吴丝桐很安静,一直没搭腔。自从八岁那年妈妈改嫁给吴应泽,她成了人人羡慕的枝头凤凰,不可能踏足这种简陋食肆。而眼前的沈望,彻底颠覆了她之前的印象。他好像很适应市井里的烟火气,跟白天那个西装革履出入高楼的形象不同。其实沈望自己也未曾察觉,爱一个人,很多习惯都会潜移默化被改变。
两人就都沉默了。外面天黑得彻底,风吹树叶沙沙作响。
吴丝桐饿久了直发晕,苦等半天,跑堂只送来两副碗筷。沈望轻车熟路地点好几样清淡菜式,还不忘让爷叔另打包一份藕羹荷叶汤,解释道:“这家店没有菜单,来的都是熟客。”
她恍然点头,“汤也是给她带的吧?”
沈望知道她指的是谁,毫不掩饰说对,“她以前一直很爱喝这家店的煲汤。”
吴丝桐露出不出所料的笑,“可不是,我刚还在想,你怎么会认识这么偏僻的地方。”
后堂一帘之隔,爷叔打开旧唱机,弥散出半支昆曲。混着嘈切的电流杂音,听着像从几十年前老上海还魂来的腔调。
沈望第一次知道春记,确实是欢喜给带的路。他当时的反应比吴丝桐夸张多了,束手束脚不自在,更对食物的卫生程度充满怀疑。
欢喜从小长在弄堂阁楼里,熟记各种连门牌号都没有的犄角旮旯。哪里有价廉物美的小吃,哪里还做传统的手工点心,统统了如指掌。就是有股子兴冲冲的劲儿,知足常乐,再平常的日子也能过得有滋有味。她常说,人应该活在真实的环境里,而不是把自己塞进各种“身份”凹造型。
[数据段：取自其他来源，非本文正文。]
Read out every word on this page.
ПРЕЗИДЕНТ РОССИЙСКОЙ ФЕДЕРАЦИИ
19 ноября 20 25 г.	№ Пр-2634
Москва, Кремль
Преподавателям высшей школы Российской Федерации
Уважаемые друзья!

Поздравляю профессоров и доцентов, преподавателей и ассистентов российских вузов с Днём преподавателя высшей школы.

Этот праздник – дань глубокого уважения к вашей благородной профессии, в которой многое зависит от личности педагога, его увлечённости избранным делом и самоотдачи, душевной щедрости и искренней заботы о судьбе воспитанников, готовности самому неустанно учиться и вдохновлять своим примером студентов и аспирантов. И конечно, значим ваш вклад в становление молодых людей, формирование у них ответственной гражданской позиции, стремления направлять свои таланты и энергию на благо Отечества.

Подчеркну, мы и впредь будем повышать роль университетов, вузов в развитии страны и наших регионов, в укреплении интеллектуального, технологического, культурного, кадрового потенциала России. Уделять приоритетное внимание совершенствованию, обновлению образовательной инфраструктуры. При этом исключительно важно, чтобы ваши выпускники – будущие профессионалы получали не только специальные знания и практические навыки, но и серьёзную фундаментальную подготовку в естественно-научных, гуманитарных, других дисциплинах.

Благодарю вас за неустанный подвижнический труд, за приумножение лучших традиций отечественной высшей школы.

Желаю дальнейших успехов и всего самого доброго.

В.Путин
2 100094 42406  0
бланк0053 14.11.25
春记是她独一无二的心头好,于是献宝一样非要把他拉过来分享。
菜慢慢上齐了,吴丝桐没有想象中娇气,拿开水烫一遍碗筷就开始吃。看得出她很饿,动作依旧矜持优雅,杯碟不会发出半丝磕碰的动静。
沈望胃口寥寥,略动几筷子便搁下,低头点了根烟。明灭的星火勾起回忆,上次和欢喜来春记还是半年前,转眼已物是人非。
他暗笑自己像个上了年纪的老头子,不知从什么时候起,开始对那些不会有变化的东西着迷。譬如一座古桥,或者石库门里石雕楼牌。而城市日新月异,无数高楼动辄拔地而起,连模样还没被记住就要扒掉重盖。来来去去,尘世如潮人如水,什么都是留不住的。
随时随地,和她有关的点滴总是轻易浮现眼前。那天外面下大雨,潮湿水气混着旧木头的味道,时间如同停摆。
春记的招牌菜是龙井虾仁,还没端上桌,欢喜已经兴致勃勃开始介绍:这道菜的精髓讲究清淡不腻,很难做出原汁原味。爷叔的秘诀是用纯鸡汤煮一沸,出汤时酌洒龙井茶,再配瘦火腿丁少许,?里不许带一点油星,才是上品。而本帮菜馆子多爱用鸭汤或白汤,油脂不容易撇去,不但遮了龙井的茶香,也失却清淡的宗旨。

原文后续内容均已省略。